Service leadership class benefits foster children, ASU students
Thanks to a new Arizona State University service leadership class, foster children in metropolitan Phoenix are benefiting from tutoring assistance provided by a group of ASU students. The tutoring is also positively impacting the ASU students, as they experience first-hand the benefits of civic engagement.
The project is a collaborative effort between Arizonans for Children, a nonprofit organization dedicated to improving the lives of children in foster care, and ASU’s New College of Interdisciplinary Arts and Sciences. New College is the core college on ASU’s West campus.
Before beginning their work with foster children, the students in New College’s Service Learning course completed orientation activities with Arizonans for Children staff, including Joanie Sirek, community outreach coordinator. Sirek also took part in facilitating the initial meetings between the ASU students and foster children.

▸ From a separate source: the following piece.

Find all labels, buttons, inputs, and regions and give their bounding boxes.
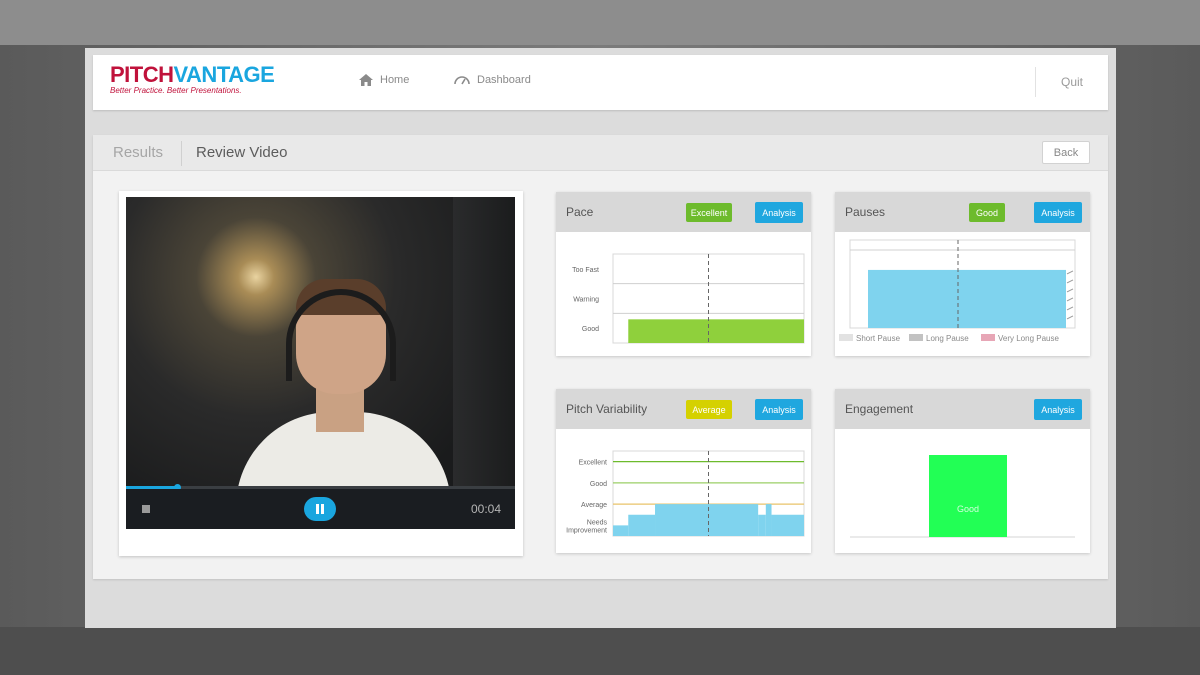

“It was a profound experience witnessing the students interacting so gracefully with the foster children,” Sirek said. “I was especially struck by the introduction of one ASU student as she shared her dreams to pursue higher education and become an ambassador. The foster children followed suit by sharing their dreams. The foster children would soon move towards creating a plan of action to make their dreams a reality by focusing on achieving academic success with the assistance of ASU students.”
One of the students, Elena Zavalza, has gone from being worried about whether the children would accept her at the first meeting to being hired by Arizonans for Children. She recently successfully completed the interview process and now serves as a supervised visitation coordinator.
“I love coming to work, and I love the people I work with,” Zavalza said. “I work with the divorce family cases. These families have one parent who will be granted custody, but the other one can’t see the child unless supervised. I supervise visits, schedule visits and contact the judges to inform them about the case and send them reports. I am very happy here and have been reminded many times by my coworkers that I am doing a good job.”
New College history major James Cooper was motivated to assist foster children based on his experiences as a youth, seeing the difficulties faced by classmates who were foster children. “I figured that if I can provide some help for them in school, it will reduce their chances of becoming at-risk, and in a way, promote the Sun Devil cause,” he said.
Embedding ASU in the community is one of the goals of the Service Learning class, according to Anne Suzuki, New College’s assistant dean for enrollment management.
“The real-world experience the students gain complements students’ classroom learning as they broaden their knowledge and social awareness,” Suzuki said. “The students come to realize that they truly have the ability to impact people’s lives; at the same time, they help strengthen New College’s ties to the community.”
Suzuki and Nikki Bonnet, student recruitment/retention specialist senior, worked with Tatiauna Wasyln to develop the new course. Wasyln is an academic success coordinator in New College’s School of Humanities, Arts and Cultural Studies.
For Cooper, one of his most memorable experiences as a tutor was the “aha moment” he was able to achieve when helping a young student with multiplying and dividing positive and negative numbers.
“After a few problems of explaining the formula to him, I saw the proverbial light bulb just switch on over his head, and he finished the rest of his homework without need of my assistance,” Cooper said. “That made me feel like I made a huge difference in his road to education.”
Arizonans for Children is willing to make use of the talents of ASU students in other ways besides tutoring in traditional academic subjects. When Sirek discovered that one of the New College students, Alyssa Rico, had a background as a dancer, she involved Rico in the organization’s dance program. Rico also was able to secure space in the Sun Devil Fitness Complex on the West campus for Sunday dance classes for foster children.
The new Service Learning course is part of an ongoing effort by New College faculty and staff to provide meaningful service activities to students. Last summer, New College formed the Service Learning Student Leadership (SL2) group to provide an organization and platform for students to volunteer and serve multiple organizations throughout the local community, helping those in need.
SL2 activities to-date include providing assistance to the Valley View Community Food Bank. The group also helped with a volunteer fair on the West campus in November and decorated the offices at Arizonans for Children for the organization’s holiday party. SL2 members attended the Arizona Summit on Volunteerism and Service Learning in December. Bonnet, who serves as the group’s coordinator, said that activities planned for spring include involvement with Habitat for Humanity and ASU Cares.